Before the CSPTP began, Pentagon prime contractors were required to submit small business subcontracting plans and small business subcontracting reports on every major contract. This data was available to the public and could be used to track a prime contractors compliance with their small business subcontracting goals. The CSPTP eliminated all publicly available information and all transparency on a prime contractor’s compliance with small business goals.
Prior to the CSPTP, prime contractors could face “liquidated damages” for failure to comply with federal law establishing small business subcontracting goals. The CSPTP exempted participating prime contractors from “liquidated damages” or any other penalties for refusing to follow the law mandating small business goals.
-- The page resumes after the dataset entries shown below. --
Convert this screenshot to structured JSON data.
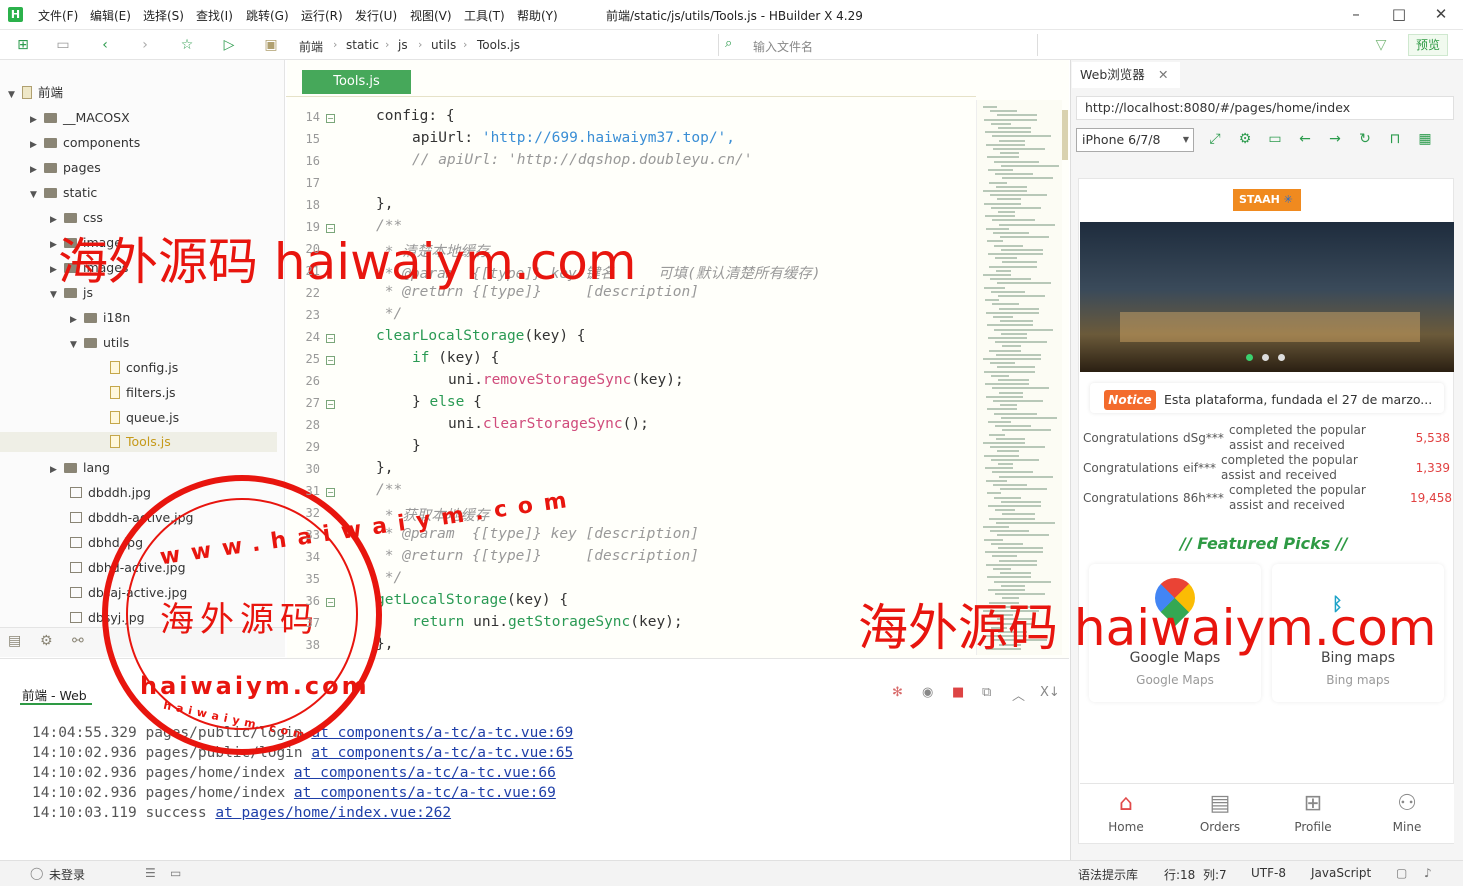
{
  "app": {
    "title": "前端/static/js/utils/Tools.js - HBuilder X 4.29",
    "logo": "H"
  },
  "menu": [
    "文件(F)",
    "编辑(E)",
    "选择(S)",
    "查找(I)",
    "跳转(G)",
    "运行(R)",
    "发行(U)",
    "视图(V)",
    "工具(T)",
    "帮助(Y)"
  ],
  "breadcrumb": [
    "前端",
    "static",
    "js",
    "utils",
    "Tools.js"
  ],
  "file_search_placeholder": "输入文件名",
  "preview_label": "预览",
  "tree": [
    {
      "label": "前端",
      "type": "project"
    },
    {
      "label": "__MACOSX",
      "type": "folder"
    },
    {
      "label": "components",
      "type": "folder"
    },
    {
      "label": "pages",
      "type": "folder"
    },
    {
      "label": "static",
      "type": "folder"
    },
    {
      "label": "css",
      "type": "folder"
    },
    {
      "label": "image",
      "type": "folder"
    },
    {
      "label": "images",
      "type": "folder"
    },
    {
      "label": "js",
      "type": "folder"
    },
    {
      "label": "i18n",
      "type": "folder"
    },
    {
      "label": "utils",
      "type": "folder"
    },
    {
      "label": "config.js",
      "type": "file"
    },
    {
      "label": "filters.js",
      "type": "file"
    },
    {
      "label": "queue.js",
      "type": "file"
    },
    {
      "label": "Tools.js",
      "type": "file"
    },
    {
      "label": "lang",
      "type": "folder"
    },
    {
      "label": "dbddh.jpg",
      "type": "image"
    },
    {
      "label": "dbddh-active.jpg",
      "type": "image"
    },
    {
      "label": "dbhd.jpg",
      "type": "image"
    },
    {
      "label": "dbhd-active.jpg",
      "type": "image"
    },
    {
      "label": "dbsaj-active.jpg",
      "type": "image"
    },
    {
      "label": "dbsyj.jpg",
      "type": "image"
    }
  ],
  "editor": {
    "tab": "Tools.js",
    "line_numbers": [
      "14",
      "15",
      "16",
      "17",
      "18",
      "19",
      "20",
      "21",
      "22",
      "23",
      "24",
      "25",
      "26",
      "27",
      "28",
      "29",
      "30",
      "31",
      "32",
      "33",
      "34",
      "35",
      "36",
      "37",
      "38"
    ],
    "code": {
      "l14": "config: {",
      "l15a": "apiUrl: ",
      "l15b": "'http://699.haiwaiym37.top/',",
      "l16": "// apiUrl: 'http://dqshop.doubleyu.cn/'",
      "l18": "},",
      "l19": "/**",
      "l20": " * 清楚本地缓存",
      "l21": " * @param  {[type]} key 键名     可填(默认清楚所有缓存)",
      "l22": " * @return {[type]}     [description]",
      "l23": " */",
      "l24a": "clearLocalStorage",
      "l24b": "(key) {",
      "l25a": "if",
      "l25b": " (key) {",
      "l26a": "uni.",
      "l26b": "removeStorageSync",
      "l26c": "(key);",
      "l27a": "} ",
      "l27b": "else",
      "l27c": " {",
      "l28a": "uni.",
      "l28b": "clearStorageSync",
      "l28c": "();",
      "l29": "}",
      "l30": "},",
      "l31": "/**",
      "l32": " * 获取本地缓存",
      "l33": " * @param  {[type]} key [description]",
      "l34": " * @return {[type]}     [description]",
      "l35": " */",
      "l36a": "getLocalStorage",
      "l36b": "(key) {",
      "l37a": "return",
      "l37b": " uni.",
      "l37c": "getStorageSync",
      "l37d": "(key);",
      "l38": "},"
    }
  },
  "console": {
    "title": "前端 - Web",
    "logs": [
      {
        "time": "14:04:55.329",
        "msg": "pages/public/login",
        "link": "at components/a-tc/a-tc.vue:69"
      },
      {
        "time": "14:10:02.936",
        "msg": "pages/public/login",
        "link": "at components/a-tc/a-tc.vue:65"
      },
      {
        "time": "14:10:02.936",
        "msg": "pages/home/index",
        "link": "at components/a-tc/a-tc.vue:66"
      },
      {
        "time": "14:10:02.936",
        "msg": "pages/home/index",
        "link": "at components/a-tc/a-tc.vue:69"
      },
      {
        "time": "14:10:03.119",
        "msg": "success",
        "link": "at pages/home/index.vue:262"
      }
    ]
  },
  "browser": {
    "tab": "Web浏览器",
    "url": "http://localhost:8080/#/pages/home/index",
    "device": "iPhone 6/7/8"
  },
  "phone": {
    "logo": "STAAH",
    "notice_badge": "Notice",
    "notice_text": "Esta plataforma, fundada el 27 de marzo...",
    "rows": [
      {
        "label": "Congratulations",
        "user": "dSg***",
        "text": "completed the popular assist and received",
        "amount": "5,538"
      },
      {
        "label": "Congratulations",
        "user": "eif***",
        "text": "completed the popular assist and received",
        "amount": "1,339"
      },
      {
        "label": "Congratulations",
        "user": "86h***",
        "text": "completed the popular assist and received",
        "amount": "19,458"
      }
    ],
    "featured": "// Featured Picks //",
    "cards": [
      {
        "title": "Google Maps",
        "sub": "Google Maps"
      },
      {
        "title": "Bing maps",
        "sub": "Bing maps"
      }
    ],
    "tabs": [
      "Home",
      "Orders",
      "Profile",
      "Mine"
    ]
  },
  "status": {
    "login": "未登录",
    "lang_lib": "语法提示库",
    "position": "行:18  列:7",
    "encoding": "UTF-8",
    "language": "JavaScript"
  },
  "watermark": {
    "text1": "海外源码 haiwaiym.com",
    "stamp_cn": "海外源码",
    "stamp_en": "haiwaiym.com",
    "stamp_ring": "www.haiwaiym.com",
    "stamp_small": "haiwaiym.com"
  },
  "colors": {
    "accent": "#2e9a44",
    "watermark": "#e8150e",
    "notice": "#f36b2c"
  }
}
Under the pretense of “increasing subcontracting opportunities for small businesses”, the CSPTP has dramatically reduced opportunities for small businesses by eliminating all transparency and all penalties for prime contractors that failed to comply with small business subcontracting goals.
The Pentagon claims they have been testing the CSPTP for 25 years and both the House and the Senate are poised to renew the program into 2017, which will mark the program’s 28th year of testing.
Over the last 25 years, the Pentagon has consistently refused to release any data of any kind on the CSPTP and certainly no data to indicate it has achieved its stated goal of increasing subcontracting opportunities for small businesses. The Pentagon is even refusing to release any specific subcontracting data under the Freedom of Information Act that has been submitted under the CSPTP. Gee, I wonder why?
Based on all the data I have been able to obtain under the Freedom of Information Act, it appears small businesses have been defrauded out of somewhere between one and one point five trillion dollars in federal subcontracts over the past 25 years the CSPTP has been in place.
It does appear that both the House and Senate have enough integrity to be embarrassed by their continued approval of the 25-year-old untested Pentagon test program.
In the House version of the 2015 National Defense Authorization Bill, section 811 which contains the language renewing the controversial “Test Program” into its 28th year of testing has been hidden under the title, “Subtitle B—Industrial Base Matters”.
The desire by the House of Representatives to hide section 811 maybe based on the language in the “Chairman’s Mark” of the 2015 National Defense Authorization Bill. It states, "However, after nearly 24 years since the original authorization of the program, the test program has yet to provide evidence that it meets the original stated goal of the program..."
A 2004 GAO investigation into the CSPTP agreed with House Armed Services Committee Chairman Buck McKeon and stated, “Although the Test Program was started more than 12 years ago, DOD has yet to establish metrics to evaluate the program’s results and effectiveness.”
In the Senate version of the 2015 National Defense Authorization Bill, the language in Section 823 renewing the CSPTP until 2017 seems ambiguous at best and clearly gives the Pentagon complete and total power to decide if the program should continue to be renewed.
The CSPTP has been able to survive for close to a quarter of a century because no one outside the Pentagon seems to be aware of the untested test program. Even more astounding is the fact that not one journalist in 25 years has ever reported on it. No journalist from the mainstream media has ever interviewed anyone from the Pentagon or Congress about the absurdity of eliminating transparency and penalties for Pentagon prime contractors as a strategy for increasing subcontracting opportunities for small businesses.
I think the CSPTP is a perfect example of everything the American people absolutely despise about their government. A program that was adopted under the guise of helping small businesses has actually cheated the middle class out of over a trillion dollars and has been supported by every President and every Congress for the last 25 years.
Now President Obama and Congress want to renew the CSPTP into its 28th year of untested testing.
If anyone ever doubted the United States Government was an obvious oligarchy that bowed to every command of corporate giants, a quick review of the 25 and soon to be 28-year history of the Comprehensive Subcontracting Plan Test Program should remove any further skepticism about that fact.